After mounting debt forced him to move into his parents’ house, Bulgur started to buckle. “I had to move back into my parents’ house at 30 years old,” he says. “My mom thought it would be nice to clean my room for me — which at 30 years old was the most demeaning thing that can happen.”
A friend, and owner of Ludington CrossFit, Jacob Seng, stepped in to help. Seng offered an on-ramp to something different … CrossFit.
Although the intense workout sounded mentally exhausting, Bulgur knew it was what he needed. The transition wasn’t easy. After months on the couch, the intro workouts at Ludington CrossFit felt like torture sessions.
“I thought I was gonna die,” Sean recalls. “I thought there was no way in hell I was walking back into that building, but by 10 the next morning I knew it was exactly the thing I needed.”
Next, he pulled the plug on his post-divorce bad habits and started some new, good ones.

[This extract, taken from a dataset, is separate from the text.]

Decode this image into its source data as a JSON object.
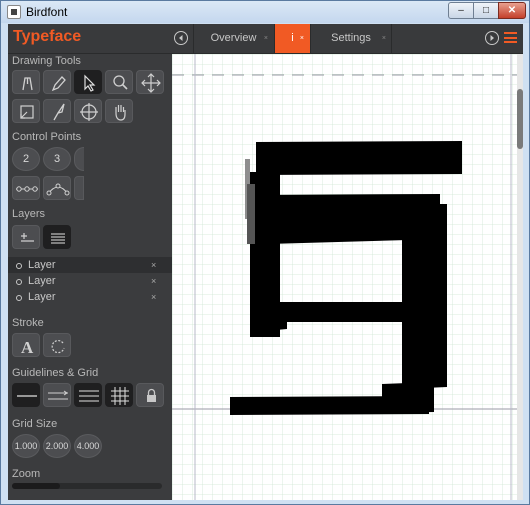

“Once I made up my mind that I was going to do CrossFit, I took the huge step of canceling cable and Internet at my house, so I no longer had that to distract me,” he says. “I started reading more and made the conscious effort to get out of my house. I started going to the coffee shop and finding more social hobbies and activities.”
“(CrossFit) became a huge part of those changed habits,” he says. “It was a brutal initial month, but I kept sticking with it because I was seeing the weight come off and I felt better than I had in years.”
Twelve weeks after his first workout, Bulgur was changed in more ways than he expected. By forgoing television, video games, soda and fast food, and adding CrossFit, he lost 12 pounds and learned the basic CrossFit movements well enough to graduate from the on-ramp program.
He even faced down a fear.
“As a short guy carrying some extra weight, box jumps intimidated me the most,” Bulgur explains. “Once I got the 20-inch box, I decided to try the 24-inch. I kept working, and I’ll never forget when I got the 30-inch. The coaches turned around, I screamed, ‘I just did that, I just made it on top of the 30-inch box!’”
Now, eight months in, he says he feels like a new man. “It’s completely changed every area of my life,” he says. “Now I expect the best out of myself. I don’t know where I’m going, but it feels like there’s no limit anymore.”
Brigid says she has noticed the changes in her brother, as well.
“He’s a lot more confident and outgoing,” she says. “He’s seeking adventure and ways to grow and to better himself. He has energy and life that he didn’t have before, and a real desire to make a difference for others.”
“For years I kept saying ‘I can’t,’” Bulgur says. “I realized while doing CrossFit that I was actually saying ‘I won’t.’ There’s nothing I won’t do now.”